Hello everyone! This is my first time posting here so I hope I am doing this the right way.
I'm a student in bioinformatics in Québec, Canada and I just started a summer project with my teacher. I have to predict disordered proteins from a database containing a lot of sequences. I don't know if any of you is familiar with this process but I'll ask anyway.
I'll use DISOPRED3 for the prediction. The problem is that the results I get are not the same on my personal computer as those I get from the server itself. Before using my scripts to predict with all the files I have, I would like to have the same results as the server. I use UniRef90 (like they do) and I installed the last version of the program. What could be different and cause the small differences? I already sent an email asking what they are using but they didn't respond yet.
"2. The next most common question we get regards getting different predictions from our PSIPRED web server from those you get on your own system. There are many reasons why this might occur, but the most obvious one is that we are using a
different sequence data bank to the one you are using. Because modern secondary structure prediction methods are based on
analysing multiple sequence alignments, if your data bank includes some extra sequences or misses out some sequences compared
to our local data bank then you might get a slightly different prediction. Hopefully the differences will be small, but
they can be quite significant if the alignment only includes a few sequences. So, if our server can find say just 5
homologous sequences and your system finds 20 homologous sequences to align, then the predictions may be very different
indeed. That's just the reality of analysing evolutionary information. If the alignments are different, then the predicted
secondary structure will probably be different.

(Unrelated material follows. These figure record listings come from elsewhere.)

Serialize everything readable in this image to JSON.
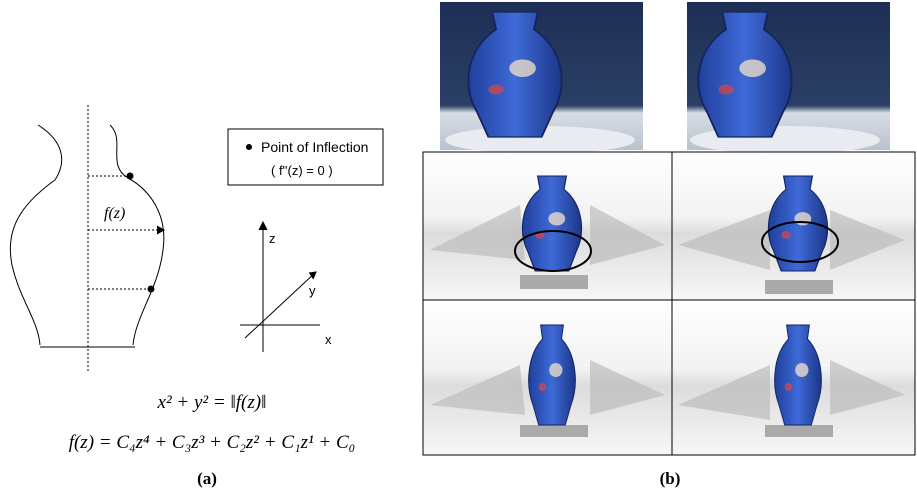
{
  "panel_a": {
    "legend": {
      "label": "Point of Inflection",
      "condition": "( f''(z) = 0 )"
    },
    "curve_label": "f(z)",
    "axes": {
      "z": "z",
      "y": "y",
      "x": "x"
    },
    "equation_1": "x² + y² = ‖f(z)‖",
    "equation_2": "f(z) = C₄z⁴ + C₃z³ + C₂z² + C₁z¹ + C₀",
    "caption": "(a)"
  },
  "panel_b": {
    "caption": "(b)"
  }
}
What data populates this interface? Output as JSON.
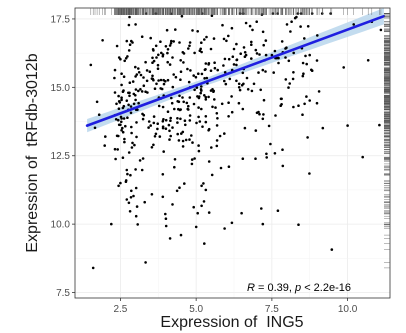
{
  "chart_data": {
    "type": "scatter",
    "title": "",
    "xlabel": "Expression of  ING5",
    "ylabel": "Expression of  tRFdb-3012b",
    "xlim": [
      1.0,
      11.4
    ],
    "ylim": [
      7.3,
      17.9
    ],
    "x_ticks": [
      2.5,
      5.0,
      7.5,
      10.0
    ],
    "x_tick_labels": [
      "2.5",
      "5.0",
      "7.5",
      "10.0"
    ],
    "y_ticks": [
      7.5,
      10.0,
      12.5,
      15.0,
      17.5
    ],
    "y_tick_labels": [
      "7.5",
      "10.0",
      "12.5",
      "15.0",
      "17.5"
    ],
    "grid": true,
    "rug": "top and right margins",
    "annotation": {
      "r_symbol": "R",
      "r_text": " = 0.39, ",
      "p_symbol": "p",
      "p_text": " < 2.2e-16"
    },
    "regression": {
      "x": [
        1.4,
        11.2
      ],
      "y": [
        13.6,
        17.6
      ],
      "band_halfwidth": 0.3
    },
    "point_count": 520,
    "series": [
      {
        "points": [
          [
            1.6,
            8.4
          ],
          [
            1.8,
            14.0
          ],
          [
            2.0,
            13.2
          ],
          [
            2.2,
            10.0
          ],
          [
            2.5,
            11.5
          ],
          [
            3.0,
            17.3
          ],
          [
            3.5,
            16.8
          ],
          [
            3.0,
            12.0
          ],
          [
            4.0,
            10.2
          ],
          [
            4.5,
            9.6
          ],
          [
            5.0,
            9.9
          ],
          [
            6.0,
            16.7
          ],
          [
            7.0,
            17.4
          ],
          [
            8.0,
            17.3
          ],
          [
            9.0,
            16.9
          ],
          [
            10.0,
            13.6
          ],
          [
            10.2,
            17.3
          ],
          [
            10.8,
            17.4
          ],
          [
            11.1,
            17.1
          ],
          [
            4.8,
            15.0
          ],
          [
            6.5,
            10.4
          ],
          [
            7.2,
            10.0
          ],
          [
            3.9,
            11.0
          ],
          [
            5.5,
            12.8
          ],
          [
            2.8,
            14.8
          ]
        ]
      }
    ],
    "colors": {
      "points": "#000000",
      "line": "#1f1fe0",
      "band": "#b9d6ec",
      "grid": "#ebebeb",
      "panel_border": "#333333",
      "rug": "#555555"
    }
  }
}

It's also possible that we are running a slightly older version of PSIPRED. Oddly enough we don't update our servers immediately
after releasing a new version of PSIPRED as we need to do internal testing first. So, check that you are running the exact
same version of PSIPRED as our server is currently running. Even so, it's likely that the real problem is going to be down
to differences in the data banks and alignments that are produced."

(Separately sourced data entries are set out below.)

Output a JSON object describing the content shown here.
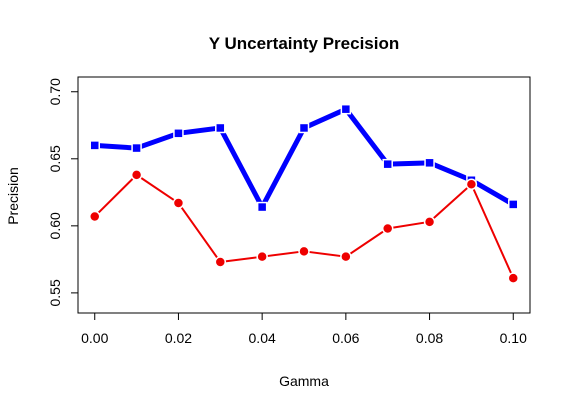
{
  "chart_data": {
    "type": "line",
    "title": "Y Uncertainty Precision",
    "xlabel": "Gamma",
    "ylabel": "Precision",
    "x": [
      0.0,
      0.01,
      0.02,
      0.03,
      0.04,
      0.05,
      0.06,
      0.07,
      0.08,
      0.09,
      0.1
    ],
    "xticks": [
      "0.00",
      "0.02",
      "0.04",
      "0.06",
      "0.08",
      "0.10"
    ],
    "xtick_values": [
      0.0,
      0.02,
      0.04,
      0.06,
      0.08,
      0.1
    ],
    "yticks": [
      "0.55",
      "0.60",
      "0.65",
      "0.70"
    ],
    "ytick_values": [
      0.55,
      0.6,
      0.65,
      0.7
    ],
    "xlim": [
      -0.004,
      0.104
    ],
    "ylim": [
      0.535,
      0.711
    ],
    "grid": false,
    "series": [
      {
        "color": "#0000ff",
        "marker": "square",
        "values": [
          0.66,
          0.658,
          0.669,
          0.673,
          0.614,
          0.673,
          0.687,
          0.646,
          0.647,
          0.634,
          0.616
        ]
      },
      {
        "color": "#ee0000",
        "marker": "circle",
        "values": [
          0.607,
          0.638,
          0.617,
          0.573,
          0.577,
          0.581,
          0.577,
          0.598,
          0.603,
          0.631,
          0.561
        ]
      }
    ]
  }
}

Also, I am no expert with this software but some structure modelling software are not always deterministic and have a constant seed parameter for debugging purpose. Others (like Rosetta Antibody) are wonderful but will never run or even compile correctly on your laptop.
Wow I spent a good part of this day trying to get an answer to my question on their site and all that time it was in the FAQ... I should have known ahah! I figured it would come down to either the PSIPRED version or the databank itself. I thought using the same they mentionned in the DISOPRED3 paper (UniRef90) and downloading the same version of DISOPRED3 from their site would work. Well I guess I'll have to try something or just leave it this way. Like it says, this is the reality of analysing evolutionary information.
Thanks a lot for your help! Maybe someone will know exactly what they are using as of right now so I'll wait for other answers but at least now I have a good explanation for my teacher^^
UniRef90 is frequently updated. The DISOPRED3 server is most certainly using an older version than the one you downloaded. I don't think it would be a simple process to try to match the same version they have (and I don't see them mention the release # anywhere). As long as your results are pretty close, you should feel confident that DISOPRED3 is working correctly.
UniRef90 is frequently updated. The DISOPRED3 server is most certainly using an older version than the one you downloaded. I don't think it would be a simple process to try to match the same version they have (and I don't see them mention the release # anywhere). As long as your results are pretty close, you should feel confident that DISOPRED3 is working correctly.